Carnival Films, which produces the Emmy-award winning Downton Abbey, will develop the as-yet untitled series. “Carnival has been talking to Magnum about this project for quite a long time,” Magnum’s Executive Director David Kogan says. “We get approached on a regular basis by people who want to do films, drama, historical documentaries, or fly-on-the-wall documentaries. When I came in as Executive Director and with my background in television [as global managing director of Reuters Television], I was very interested in [Carnival's idea].”

Earlier this year, Kogan negotiated a proposal that “was fair to all parties,” before presenting it to the photo agency’s members at the annual general meeting in July. “Our photographers and the estates of our four founders [Robert Capa, Henri Cartier-Bresson, George Rodger and David ‘Chim’ Seymour] were very happy to work with Carnival because it has a very good reputation,” Kogan tells TIME.

From left to right: David 'Chim' Seymour, Werner Bischof (in the background) and Robert Capa (pointing his finger) in Magnum Photos' Paris office in 1947. Magnum Collection / Magnum Photos

The drama series, which won’t air until 2017, will follow the founders’ early days at the helm of the Paris-based agency. “Courageous, passionate, idealistic, inquisitive, these men set out to capture the world that survived [World War II],” says Carnival Films in a press release. “With cameras in hand and private lives often in turmoil, Magnum’s photographers sacrificed everything to capture history through the lens.”

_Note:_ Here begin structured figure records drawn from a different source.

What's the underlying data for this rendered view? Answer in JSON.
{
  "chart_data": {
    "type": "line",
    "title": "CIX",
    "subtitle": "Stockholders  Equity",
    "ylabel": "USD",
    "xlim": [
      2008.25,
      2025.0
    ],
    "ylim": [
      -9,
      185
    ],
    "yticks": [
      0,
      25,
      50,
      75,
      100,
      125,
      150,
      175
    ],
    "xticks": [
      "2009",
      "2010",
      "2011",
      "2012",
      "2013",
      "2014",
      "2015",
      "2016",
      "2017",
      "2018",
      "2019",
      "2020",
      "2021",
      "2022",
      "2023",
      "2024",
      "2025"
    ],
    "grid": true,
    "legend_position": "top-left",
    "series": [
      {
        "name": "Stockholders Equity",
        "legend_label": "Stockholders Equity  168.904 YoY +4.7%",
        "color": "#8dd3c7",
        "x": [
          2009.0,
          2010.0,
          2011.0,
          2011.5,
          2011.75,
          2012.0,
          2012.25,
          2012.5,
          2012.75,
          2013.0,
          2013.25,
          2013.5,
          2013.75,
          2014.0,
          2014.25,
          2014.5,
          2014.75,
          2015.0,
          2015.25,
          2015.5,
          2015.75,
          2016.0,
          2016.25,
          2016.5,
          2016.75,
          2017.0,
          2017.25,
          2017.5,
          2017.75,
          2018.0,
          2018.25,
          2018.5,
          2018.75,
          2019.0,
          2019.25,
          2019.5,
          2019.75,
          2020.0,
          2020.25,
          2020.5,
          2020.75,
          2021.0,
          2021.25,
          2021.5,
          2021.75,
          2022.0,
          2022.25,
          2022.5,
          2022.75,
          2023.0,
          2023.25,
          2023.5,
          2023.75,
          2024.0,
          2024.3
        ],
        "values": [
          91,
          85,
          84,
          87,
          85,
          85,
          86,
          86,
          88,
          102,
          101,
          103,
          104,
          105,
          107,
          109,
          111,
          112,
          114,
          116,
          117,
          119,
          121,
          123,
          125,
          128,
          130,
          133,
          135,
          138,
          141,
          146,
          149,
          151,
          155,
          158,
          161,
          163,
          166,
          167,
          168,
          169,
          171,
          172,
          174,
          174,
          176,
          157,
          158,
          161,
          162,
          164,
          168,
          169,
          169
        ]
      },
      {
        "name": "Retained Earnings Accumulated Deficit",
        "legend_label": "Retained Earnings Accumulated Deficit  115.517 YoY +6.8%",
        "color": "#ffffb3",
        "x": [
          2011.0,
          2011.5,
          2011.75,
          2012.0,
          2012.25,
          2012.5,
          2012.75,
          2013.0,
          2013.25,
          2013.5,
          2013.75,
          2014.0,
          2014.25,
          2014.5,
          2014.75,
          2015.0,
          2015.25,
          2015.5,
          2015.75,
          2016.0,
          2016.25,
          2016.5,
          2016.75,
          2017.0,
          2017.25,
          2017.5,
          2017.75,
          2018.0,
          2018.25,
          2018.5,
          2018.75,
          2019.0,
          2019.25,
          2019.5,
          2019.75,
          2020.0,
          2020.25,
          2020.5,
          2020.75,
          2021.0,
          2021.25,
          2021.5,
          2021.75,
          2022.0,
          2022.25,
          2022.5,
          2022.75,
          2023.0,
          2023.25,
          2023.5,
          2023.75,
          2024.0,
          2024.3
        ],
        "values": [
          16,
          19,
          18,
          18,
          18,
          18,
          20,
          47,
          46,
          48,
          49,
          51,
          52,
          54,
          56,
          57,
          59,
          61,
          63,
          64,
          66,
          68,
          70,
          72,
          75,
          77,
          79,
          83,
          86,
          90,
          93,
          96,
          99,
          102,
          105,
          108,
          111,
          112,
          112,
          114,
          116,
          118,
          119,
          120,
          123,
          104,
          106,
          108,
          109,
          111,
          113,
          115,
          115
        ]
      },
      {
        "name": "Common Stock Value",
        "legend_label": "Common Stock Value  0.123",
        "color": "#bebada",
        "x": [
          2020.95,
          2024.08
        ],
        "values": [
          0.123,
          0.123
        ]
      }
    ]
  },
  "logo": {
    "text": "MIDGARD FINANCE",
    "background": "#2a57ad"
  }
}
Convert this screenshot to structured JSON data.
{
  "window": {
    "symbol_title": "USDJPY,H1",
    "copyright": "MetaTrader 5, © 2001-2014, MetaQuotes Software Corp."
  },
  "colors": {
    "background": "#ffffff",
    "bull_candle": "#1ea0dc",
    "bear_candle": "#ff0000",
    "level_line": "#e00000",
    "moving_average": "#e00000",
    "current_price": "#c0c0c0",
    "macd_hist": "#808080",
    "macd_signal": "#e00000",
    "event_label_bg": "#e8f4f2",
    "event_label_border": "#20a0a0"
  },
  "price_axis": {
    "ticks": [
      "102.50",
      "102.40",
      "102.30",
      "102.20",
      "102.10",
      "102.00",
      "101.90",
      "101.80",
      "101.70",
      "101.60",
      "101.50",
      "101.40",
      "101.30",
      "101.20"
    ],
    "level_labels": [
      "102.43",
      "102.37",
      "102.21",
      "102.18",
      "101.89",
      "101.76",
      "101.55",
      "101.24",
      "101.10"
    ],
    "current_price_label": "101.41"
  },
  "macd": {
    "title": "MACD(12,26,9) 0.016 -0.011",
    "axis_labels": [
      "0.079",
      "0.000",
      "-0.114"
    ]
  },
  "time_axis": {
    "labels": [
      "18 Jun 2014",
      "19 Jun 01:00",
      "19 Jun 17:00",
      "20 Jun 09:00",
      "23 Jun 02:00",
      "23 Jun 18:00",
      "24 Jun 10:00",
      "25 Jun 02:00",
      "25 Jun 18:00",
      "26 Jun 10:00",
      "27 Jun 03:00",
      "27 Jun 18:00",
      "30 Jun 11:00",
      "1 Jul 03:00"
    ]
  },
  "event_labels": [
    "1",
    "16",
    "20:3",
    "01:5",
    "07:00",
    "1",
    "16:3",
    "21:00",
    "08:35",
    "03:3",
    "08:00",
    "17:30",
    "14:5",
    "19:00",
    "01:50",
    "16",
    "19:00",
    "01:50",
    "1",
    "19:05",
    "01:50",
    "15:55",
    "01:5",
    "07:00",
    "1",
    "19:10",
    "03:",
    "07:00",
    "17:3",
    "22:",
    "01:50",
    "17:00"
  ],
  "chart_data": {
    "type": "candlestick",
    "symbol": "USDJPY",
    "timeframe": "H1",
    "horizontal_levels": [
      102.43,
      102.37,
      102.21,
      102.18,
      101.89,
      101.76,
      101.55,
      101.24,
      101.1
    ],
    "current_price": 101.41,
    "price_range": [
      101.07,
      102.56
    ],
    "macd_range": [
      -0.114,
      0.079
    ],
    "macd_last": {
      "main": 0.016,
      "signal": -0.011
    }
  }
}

Magnum’s staff will help the producers remain faithful to the events that shaped the lives of some of the world’s greatest photographers. But, adds Kogan, “this is a television drama series,” and viewers should expect changes in how these events will be depicted on screen. “[Still], we are confident that it will be handled in a way that is respectful and that it will reflect our values and our stories.”

The series comes as Magnum has been working to enhance its profile and reassert its relevance at a time when billion of digital pictures are made around the world by amateurs and professionals, alike. “We hope it will remind people of what Magnum stands for,” says Kogan. “Anybody who works in the news business knows that Magnum has this great news history. Magnum is still very active today and it’s still doing good work, so in this digital age people should be reminded that Magnum stands for something important.”